Given a fixed value of ~R~, we need to determine the minimum number of initial wolves which must be made to howl in order for all ~N~ wolves to join in, and then compare this count to ~K~. Rather than attempting to deal with chain reactions of wolves causing each other to howl, an insight can be made to simplify the problem greatly: Each wolf ~i~ must be made to howl if and only if there exists no wolf ~j~ which would directly cause wolf ~i~ to howl (in other words, there exists no ~j~ such that ~A_j < A_i~, ~P_j \ge P_i-R~, and ~P_j \le P_i+R~). If there's indeed no such wolf ~j~, then no matter what set of other wolves are made to howl, wolf ~i~ will surely never start howling until Judy and Nick make him howl themselves. If there is such a wolf ~j~, then Judy and Nick will need to ensure that wolf ~j~ will end up howling one way or another, at which point wolf ~i~ will also join in.

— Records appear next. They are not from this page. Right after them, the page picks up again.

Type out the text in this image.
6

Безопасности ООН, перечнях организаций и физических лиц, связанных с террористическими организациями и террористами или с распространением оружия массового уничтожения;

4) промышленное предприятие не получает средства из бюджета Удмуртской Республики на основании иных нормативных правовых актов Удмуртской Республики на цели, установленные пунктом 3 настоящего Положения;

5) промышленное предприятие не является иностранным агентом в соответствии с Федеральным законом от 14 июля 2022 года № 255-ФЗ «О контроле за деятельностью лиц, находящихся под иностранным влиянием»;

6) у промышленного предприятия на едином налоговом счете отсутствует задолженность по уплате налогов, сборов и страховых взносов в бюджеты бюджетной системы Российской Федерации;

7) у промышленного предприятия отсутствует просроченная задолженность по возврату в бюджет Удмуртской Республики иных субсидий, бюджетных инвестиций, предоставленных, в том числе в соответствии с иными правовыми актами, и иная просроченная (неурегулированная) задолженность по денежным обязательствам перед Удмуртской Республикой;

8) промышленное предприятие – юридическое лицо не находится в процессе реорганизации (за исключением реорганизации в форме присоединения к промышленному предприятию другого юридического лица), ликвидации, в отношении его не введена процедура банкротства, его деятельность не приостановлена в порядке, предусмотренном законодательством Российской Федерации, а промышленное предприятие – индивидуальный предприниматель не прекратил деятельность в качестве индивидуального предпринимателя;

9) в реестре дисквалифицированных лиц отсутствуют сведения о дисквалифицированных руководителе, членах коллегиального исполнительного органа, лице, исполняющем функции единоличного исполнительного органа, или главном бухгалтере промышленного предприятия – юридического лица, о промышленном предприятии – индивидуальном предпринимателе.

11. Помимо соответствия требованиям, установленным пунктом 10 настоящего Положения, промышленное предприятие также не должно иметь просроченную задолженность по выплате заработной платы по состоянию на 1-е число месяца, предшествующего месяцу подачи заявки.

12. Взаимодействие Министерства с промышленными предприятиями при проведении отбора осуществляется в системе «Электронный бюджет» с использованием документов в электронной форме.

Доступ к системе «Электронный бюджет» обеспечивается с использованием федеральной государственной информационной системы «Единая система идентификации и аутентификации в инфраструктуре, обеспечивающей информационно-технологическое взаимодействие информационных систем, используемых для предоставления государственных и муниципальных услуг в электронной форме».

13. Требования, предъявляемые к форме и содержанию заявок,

What remains is determining whether or not any valid wolf ~j~ exists for each wolf ~i~. The simplest way to do so is to sort the wolves in increasing order of rank (which can be done once in ~\mathcal O(N \log N)~ time, before the start of the binary search), and then iterate over them in this order while maintaining an ordered set of the positions of wolves considered so far. For each wolf ~i~, we only need to check whether any position in the current set is in the interval ~[P_i-R, P_i+R]~ (as any such wolf would be guaranteed to also have a smaller rank), before proceeding to insert ~P_i~ itself into the set. If the set is implemented as a balanced binary search tree, this query and update operations can each be performed in ~\mathcal O(\log N)~ time. As such, the overall time complexity of this algorithm is ~\mathcal O(N \log N \log M)~, where ~M~ is the maximum of the ~P~ values (which dictates the number of iterations required for the binary search).